O autarca do Porto acrescentou ainda que as negociações sempre acontecerem entre os serviços jurídicos da câmara e a empresa Selminho. Uma vez chegado a um acordo final, é necessário formalizá-lo por escrito, sendo o presidente a assiná-lo. Neste caso, Rui Moreira declarou-se impedido, tendo sido substituído pela vice-presidente do município, Guilhermina Rego. “Nunca tive nenhuma intervenção em nenhuma ação judicial e em nenhum processo urbanístico.” Sobre a assinatura da procuração forense, Rui Moreira volta a recordar o momento. “A única preocupação quando li aquela procuração foi ver lá o nome da Selminho, acendeu-me uma luz amarela.”
“Procuração foi válida até 2014 e usada na negociação inicial”
Após uma pausa para o almoço, a primeira testemunha a ser ouvida esta tarde foi Rui Sá, deputado municipal pela CDU desde 2017. Em tribunal, afirmou que tomou conhecimento do Caso Selminho através das primeiras notícias, em 2016, e diz ter ficado perplexo com o acordo celebrado entre a câmara e a imobiliária da família de Rui Moreira.

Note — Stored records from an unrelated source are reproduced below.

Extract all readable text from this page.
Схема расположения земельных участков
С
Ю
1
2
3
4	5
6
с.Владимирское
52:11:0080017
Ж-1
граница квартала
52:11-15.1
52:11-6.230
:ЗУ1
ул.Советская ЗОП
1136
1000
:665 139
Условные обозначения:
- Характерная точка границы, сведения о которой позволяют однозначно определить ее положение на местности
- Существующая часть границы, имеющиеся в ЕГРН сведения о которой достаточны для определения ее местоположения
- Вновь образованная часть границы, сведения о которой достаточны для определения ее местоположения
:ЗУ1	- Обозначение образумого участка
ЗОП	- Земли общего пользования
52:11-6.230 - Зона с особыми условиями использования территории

“Vejo esse acordo com perplexidade pois assume compromissos que competem à assembleia municipal, como a revisão do Plano Diretor Municipal (PDM). Como é que alguém em nome da câmara toma uma decisão que implica uma decisão que é da assembleia municipal? Acho que ninguém pode ultrapassar isso”, disse, acrescentando que o compromisso “nunca poderia ter sido assumido” pela autarquia, pelo menos “sem fazer uma auscultação da assembleia municipal para saber se esta estaria disponível para fazer essa alteração.”
O deputado da CDU recordou que o processo de alteração do PDM é “muito prolongado” e como elemento da assembleia municipal “nunca aceitaria a chantagem” imposta pelo executivo de “ou aprovam esta componente do PDM ou temos de pagar uma indemnização”. “Surpreender-me-ia muito que uma decisão com este alcance partisse da cabeça de um jurista e não tivesse a mão do poder político. De acordo com funcionamento normal da câmara, deveria passar pelo vereador do serviço em causa ou pelo próprio presidente da câmara (…) Num processo com esta complexidade, deveria haver um diálogo entre quem está a intervir no ponto de vista jurídico e o decisor político“, acrescentou Rui Sá.

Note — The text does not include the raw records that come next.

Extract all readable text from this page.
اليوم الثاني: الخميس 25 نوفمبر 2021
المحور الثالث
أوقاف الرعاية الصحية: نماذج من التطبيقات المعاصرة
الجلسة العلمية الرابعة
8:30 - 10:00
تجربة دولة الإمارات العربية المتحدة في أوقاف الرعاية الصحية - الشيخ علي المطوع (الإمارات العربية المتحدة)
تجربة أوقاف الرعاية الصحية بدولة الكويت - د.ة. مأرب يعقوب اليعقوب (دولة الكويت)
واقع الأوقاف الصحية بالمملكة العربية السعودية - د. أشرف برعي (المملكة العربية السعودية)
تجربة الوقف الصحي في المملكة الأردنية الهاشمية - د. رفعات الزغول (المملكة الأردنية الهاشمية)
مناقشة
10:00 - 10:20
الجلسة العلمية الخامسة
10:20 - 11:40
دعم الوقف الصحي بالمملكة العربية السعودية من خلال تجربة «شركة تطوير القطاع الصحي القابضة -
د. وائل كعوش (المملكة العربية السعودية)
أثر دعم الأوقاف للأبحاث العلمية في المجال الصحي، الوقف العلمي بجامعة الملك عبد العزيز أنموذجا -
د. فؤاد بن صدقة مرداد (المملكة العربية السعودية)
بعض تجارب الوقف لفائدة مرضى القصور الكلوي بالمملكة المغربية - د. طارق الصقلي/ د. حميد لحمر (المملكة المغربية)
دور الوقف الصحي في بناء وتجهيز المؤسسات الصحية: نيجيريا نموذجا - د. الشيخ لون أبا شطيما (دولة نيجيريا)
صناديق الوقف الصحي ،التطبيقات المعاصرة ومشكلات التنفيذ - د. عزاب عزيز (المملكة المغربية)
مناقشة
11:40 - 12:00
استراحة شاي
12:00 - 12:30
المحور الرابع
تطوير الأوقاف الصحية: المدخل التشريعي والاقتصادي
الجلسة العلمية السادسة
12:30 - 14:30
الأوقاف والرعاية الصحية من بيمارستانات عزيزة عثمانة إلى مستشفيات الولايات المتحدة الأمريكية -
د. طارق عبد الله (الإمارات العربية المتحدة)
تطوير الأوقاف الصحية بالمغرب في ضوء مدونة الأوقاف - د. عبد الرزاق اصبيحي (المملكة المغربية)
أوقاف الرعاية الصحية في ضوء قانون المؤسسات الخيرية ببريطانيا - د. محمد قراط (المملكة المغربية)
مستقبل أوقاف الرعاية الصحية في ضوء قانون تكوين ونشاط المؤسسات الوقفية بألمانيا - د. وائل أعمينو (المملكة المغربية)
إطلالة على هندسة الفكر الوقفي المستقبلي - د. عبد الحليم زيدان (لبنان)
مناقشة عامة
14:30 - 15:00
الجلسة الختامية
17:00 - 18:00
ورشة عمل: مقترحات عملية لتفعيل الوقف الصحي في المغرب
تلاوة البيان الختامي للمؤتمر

Segundo a intervenção do deputado, seria prática habitual da autarquia que na condução dos processos judiciais em que a câmara estava envolvida o poder político não fazer qualquer acompanhamento. Apenas em “momentos chave” do processo, os serviços jurídicos autárquicos consultavam o vereador do serviço em causa e, em último caso, o próprio presidente. “Uma matéria tão complexa como é a alteração do PDM” merecia, segundo a testemunha, um diálogo mais alargado.
A segunda testemunha desta tarde foi Honório Novo, antigo deputado municipal do Porto, entre 2013 e 2017, que revela ter analisado vários documentos relativos à Selminho, entre setembro e outubro de 2016, cedidos pelos serviços camarários.

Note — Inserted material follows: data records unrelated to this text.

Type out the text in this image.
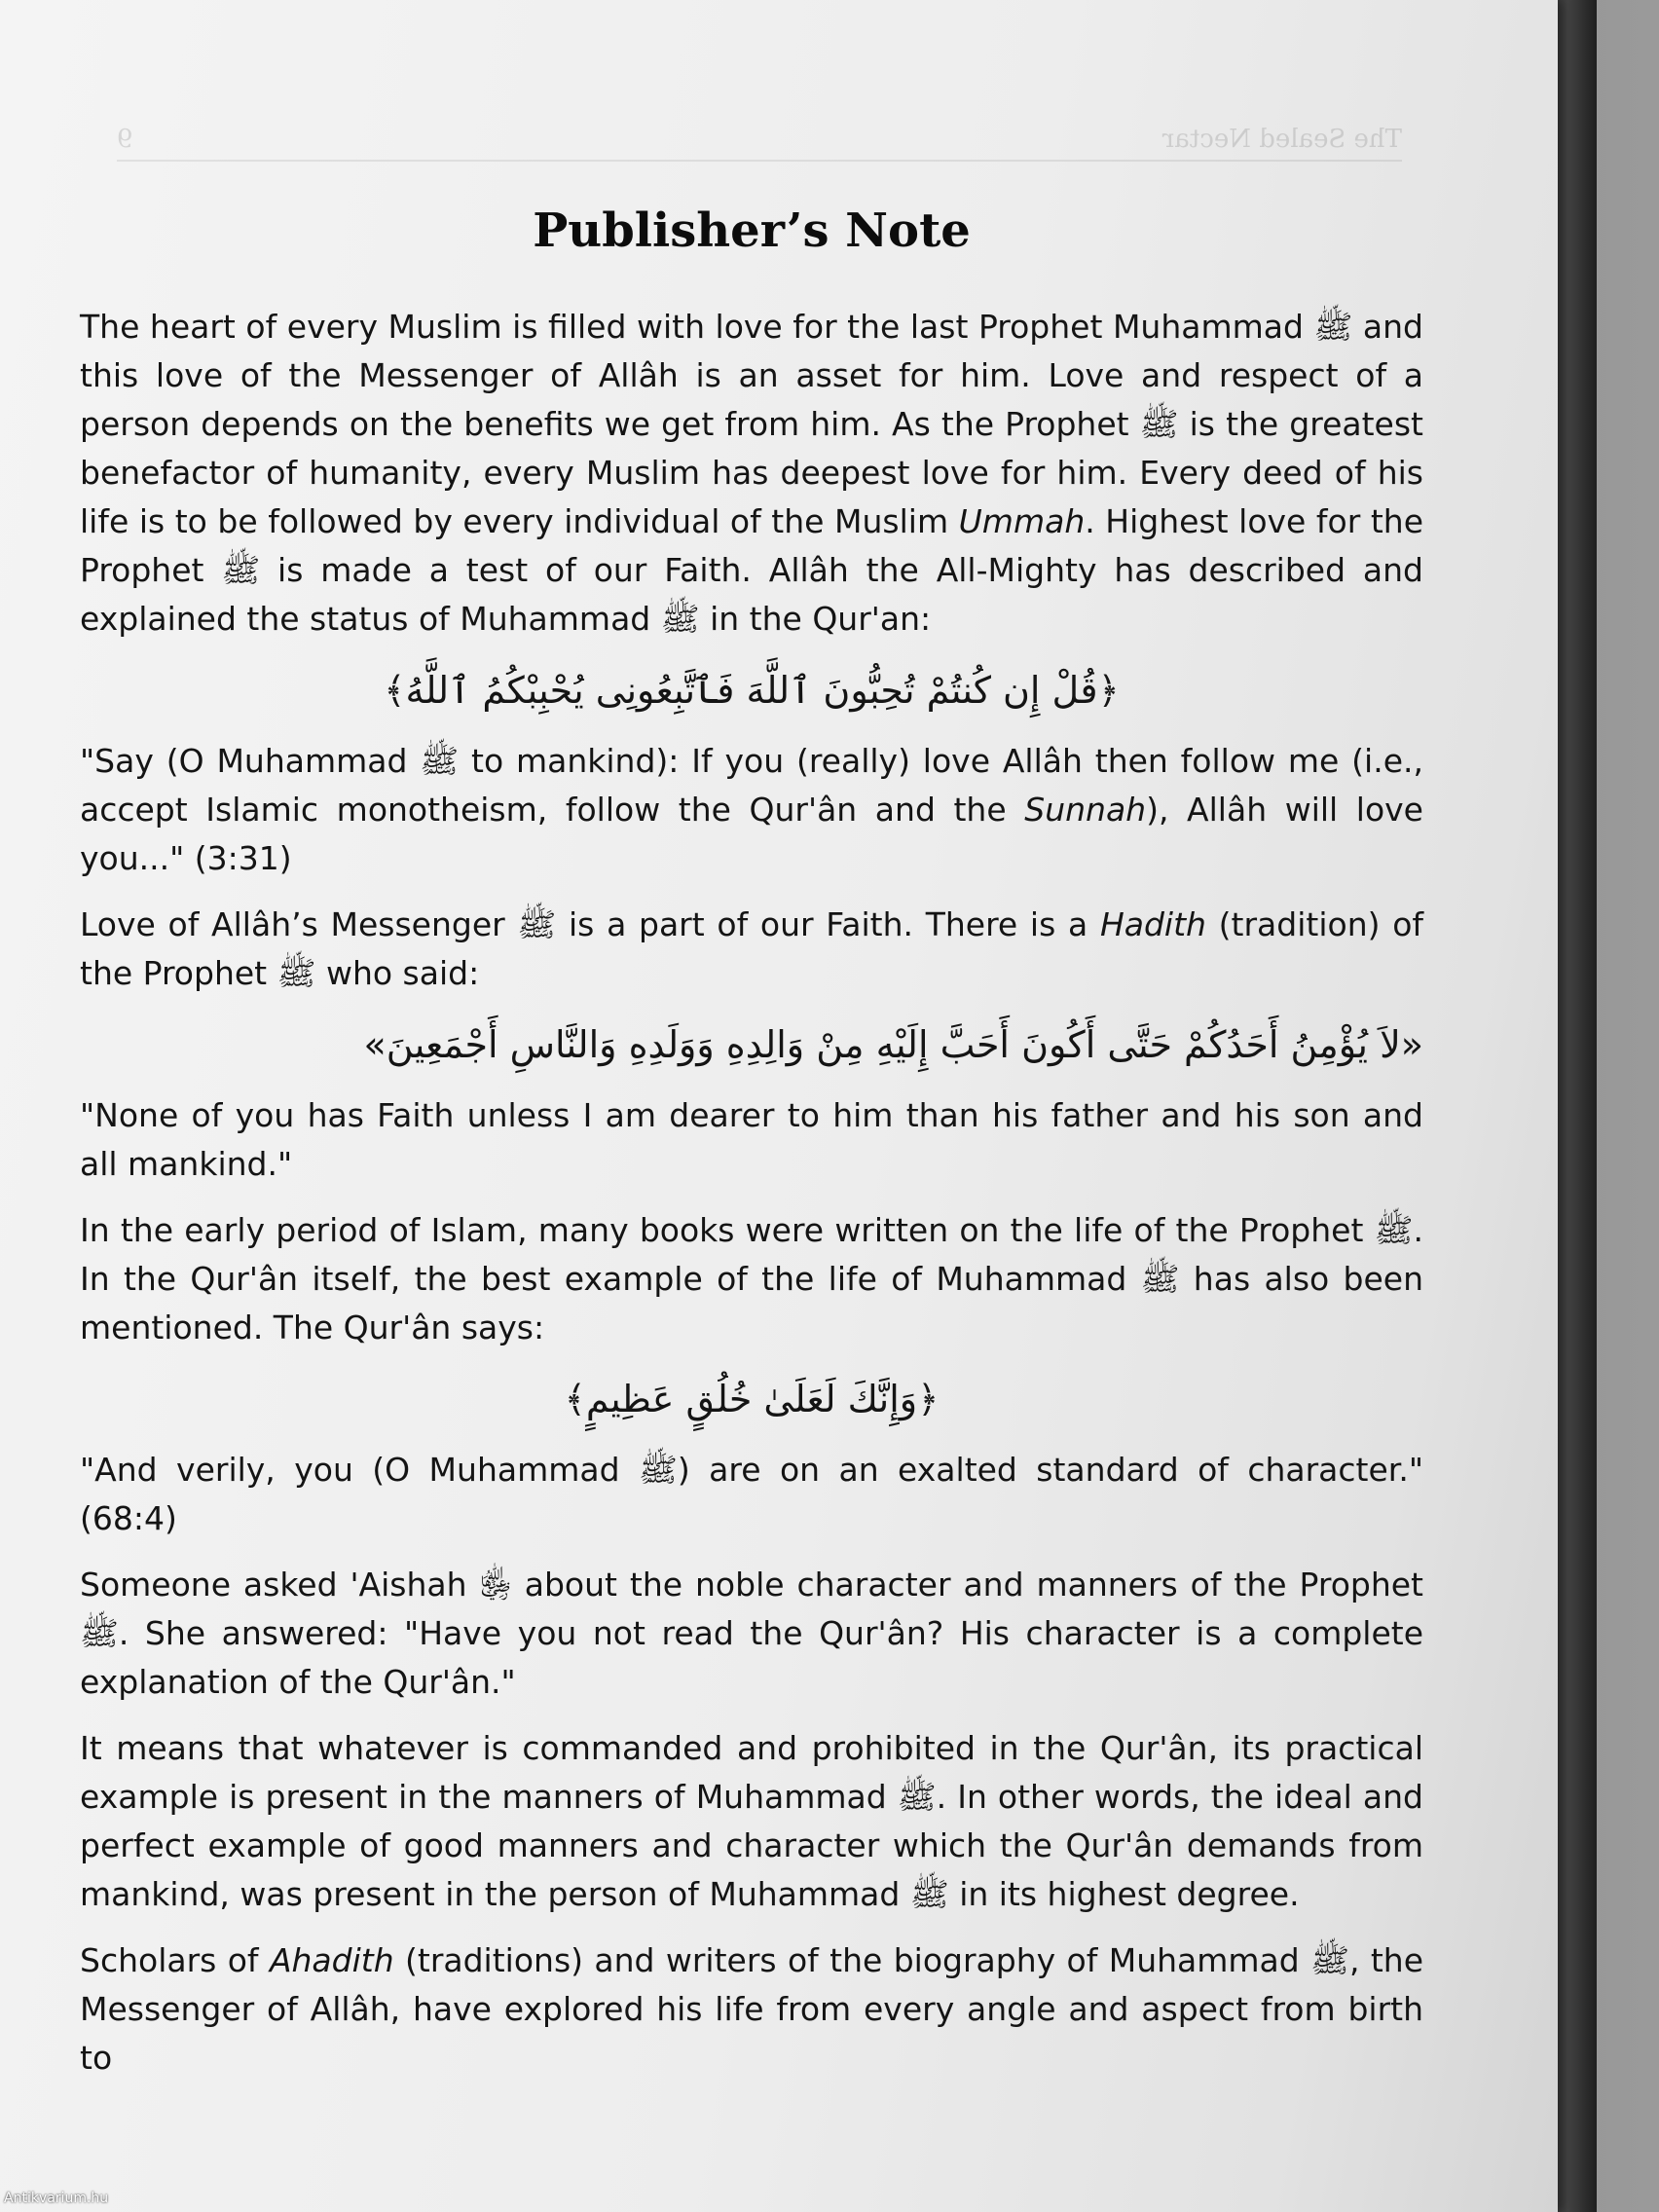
The Sealed Nectar
9
Publisher’s Note

The heart of every Muslim is filled with love for the last Prophet Muhammad ﷺ and this love of the Messenger of Allâh is an asset for him. Love and respect of a person depends on the benefits we get from him. As the Prophet ﷺ is the greatest benefactor of humanity, every Muslim has deepest love for him. Every deed of his life is to be followed by every individual of the Muslim Ummah. Highest love for the Prophet ﷺ is made a test of our Faith. Allâh the All-Mighty has described and explained the status of Muhammad ﷺ in the Qur'an:

﴿قُلْ إِن كُنتُمْ تُحِبُّونَ ٱللَّهَ فَٱتَّبِعُونِى يُحْبِبْكُمُ ٱللَّهُ﴾

"Say (O Muhammad ﷺ to mankind): If you (really) love Allâh then follow me (i.e., accept Islamic monotheism, follow the Qur'ân and the Sunnah), Allâh will love you..." (3:31)

Love of Allâh’s Messenger ﷺ is a part of our Faith. There is a Hadith (tradition) of the Prophet ﷺ who said:

«لاَ يُؤْمِنُ أَحَدُكُمْ حَتَّى أَكُونَ أَحَبَّ إِلَيْهِ مِنْ وَالِدِهِ وَوَلَدِهِ وَالنَّاسِ أَجْمَعِينَ»

"None of you has Faith unless I am dearer to him than his father and his son and all mankind."

In the early period of Islam, many books were written on the life of the Prophet ﷺ. In the Qur'ân itself, the best example of the life of Muhammad ﷺ has also been mentioned. The Qur'ân says:

﴿وَإِنَّكَ لَعَلَىٰ خُلُقٍ عَظِيمٍ﴾

"And verily, you (O Muhammad ﷺ) are on an exalted standard of character." (68:4)

Someone asked 'Aishah ﵂ about the noble character and manners of the Prophet ﷺ. She answered: "Have you not read the Qur'ân? His character is a complete explanation of the Qur'ân."

It means that whatever is commanded and prohibited in the Qur'ân, its practical example is present in the manners of Muhammad ﷺ. In other words, the ideal and perfect example of good manners and character which the Qur'ân demands from mankind, was present in the person of Muhammad ﷺ in its highest degree.

Scholars of Ahadith (traditions) and writers of the biography of Muhammad ﷺ, the Messenger of Allâh, have explored his life from every angle and aspect from birth to

Antikvarium.hu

“Analisámos vários processos e na análise decidimos fazer uma exposição à Procuradora Geral da República. Verificámos a inexistência de uma declaração de impedimento, conforme manda a lei nos estatutos dos eleitos locais, que o Dr. Rui Moreira não tinha colocado no respetivo processo. Verificámos também a existência de uma procuração forense que dava poderes especiais a vários advogados, assinada logo depois do Dr. Rui Moreira ter tomado posse e que se manteve válida até 18 de julho de 2014, tendo sido usada para efeitos de negociação inicial numa audiência previa no Tribunal Administrativo e Fiscal, em janeiro de 2014. Verificámos ainda a existência de uma declaração de impedimento sem data.”
Honório Novo afirma ainda que em 2014 “existiu uma alteração daquilo que tinha sido a posição da câmara do Porto até então” e que o acordo celebrado entre a imobiliária e a câmara “é incompreensível” e tem dúvidas sobre a sua “legitimidade”. “Parece-me que não é muito normal antecipar ou fazer premunição de uma decisão da câmara ou admitir a existência de uma indemnização.”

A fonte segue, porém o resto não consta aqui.